# Homework Help: Beginning Antiderivative Question

1. Jan 19, 2009

### calisoca

1. The problem statement, all variables and given/known data

Find the antiderivative of $$F(x) \ = \ \sqrt{\frac{5}{x}}$$

2. Relevant equations

$$F(x) \ = \ \sqrt{\frac{5}{x}}$$

3. The attempt at a solution

1.) $$F(x) \ = \ \sqrt{\frac{5}{x}}$$

2.) $$F(x) \ = \ (\frac{5}{x})^\frac{1}{2}$$

3.) $$F(x) \ = \ \frac{5^\frac{1}{2}}{x^\frac{1}{2}}$$

4.) $$F(x) \ = \ (5^\frac{1}{2})(x^\frac{-1}{2})$$

This is where I am stuck. I can find the antiderivative of the $$x^\frac{-1}{2}$$ term, which would be $$2\sqrt{x}$$, but I'm not sure where to go with the $$5^\frac{1}{2}$$ term.

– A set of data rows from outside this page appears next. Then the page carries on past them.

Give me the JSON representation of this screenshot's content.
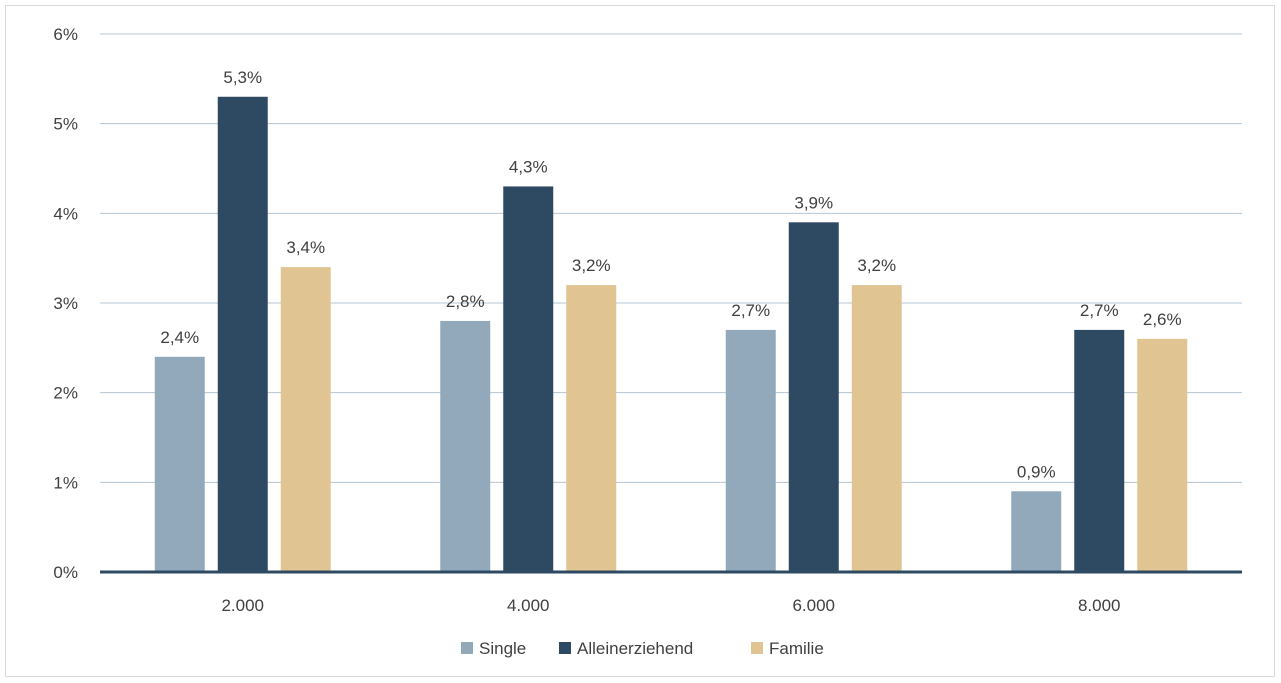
{
  "chart_data": {
    "type": "bar",
    "categories": [
      "2.000",
      "4.000",
      "6.000",
      "8.000"
    ],
    "series": [
      {
        "name": "Single",
        "values": [
          2.4,
          2.8,
          2.7,
          0.9
        ],
        "labels": [
          "2,4%",
          "2,8%",
          "2,7%",
          "0,9%"
        ],
        "color": "#92a9bc"
      },
      {
        "name": "Alleinerziehend",
        "values": [
          5.3,
          4.3,
          3.9,
          2.7
        ],
        "labels": [
          "5,3%",
          "4,3%",
          "3,9%",
          "2,7%"
        ],
        "color": "#2e4a63"
      },
      {
        "name": "Familie",
        "values": [
          3.4,
          3.2,
          3.2,
          2.6
        ],
        "labels": [
          "3,4%",
          "3,2%",
          "3,2%",
          "2,6%"
        ],
        "color": "#e0c593"
      }
    ],
    "y_ticks": [
      "0%",
      "1%",
      "2%",
      "3%",
      "4%",
      "5%",
      "6%"
    ],
    "ylim": [
      0,
      6
    ],
    "title": "",
    "xlabel": "",
    "ylabel": "",
    "grid": true,
    "legend_position": "bottom"
  },
  "colors": {
    "gridline": "#b4c4d4",
    "axis": "#2e4a63",
    "text": "#404040"
  }
}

Any help would be greatly appreciated.

2. Jan 19, 2009

### Staff: Mentor

You can use the power rule for antidifferentiation. If n != -1,
$$\int x^{n} dx = \frac{x^{n + 1}}{n + 1} + C$$

3. Jan 19, 2009

### jgens

The sqrt(5) is merely a constant. Integrating functions is similar to differentiating functions. If I asked you to find d(kf(x))/dx where k is a constant, you would likely say kf'(x). Apply similar thinking when applying anti-differentiation.

4. Jan 19, 2009

### calisoca

Well, I know that, for example, if asked to find the antiderivative of 5, the answer would be $$5x + C$$.

I was trying to use similar logic here by saying $$5^\frac{1}{2}$$ would become something like $$\frac{10\sqrt{x^3}}{3}$$. However, that didn't seem right.

So, if I follow the logic that $$kf(x)$$ derives to $$k\frac{df}{dx}$$, and since $$5^\frac{1}{2}$$ is simply a constant, then I would just leave it as is.

Thus, the antiderivative would be $$(\sqrt{5})(2\sqrt{x})$$.

Am I understanding this correctly?

5. Jan 19, 2009

### Dick

You are understanding it correctly.

6. Jan 19, 2009

### calisoca

Thank you very much everyone for all of your help!

7. Jan 19, 2009

### HallsofIvy

Which, of course, is the same as $$2\sqrt{5x}+ C$$ so that it is in the same form as the original function (and don't forget the "C").

8. Jan 19, 2009

### calisoca

Yes, of course! Thank you, HallsofIvy.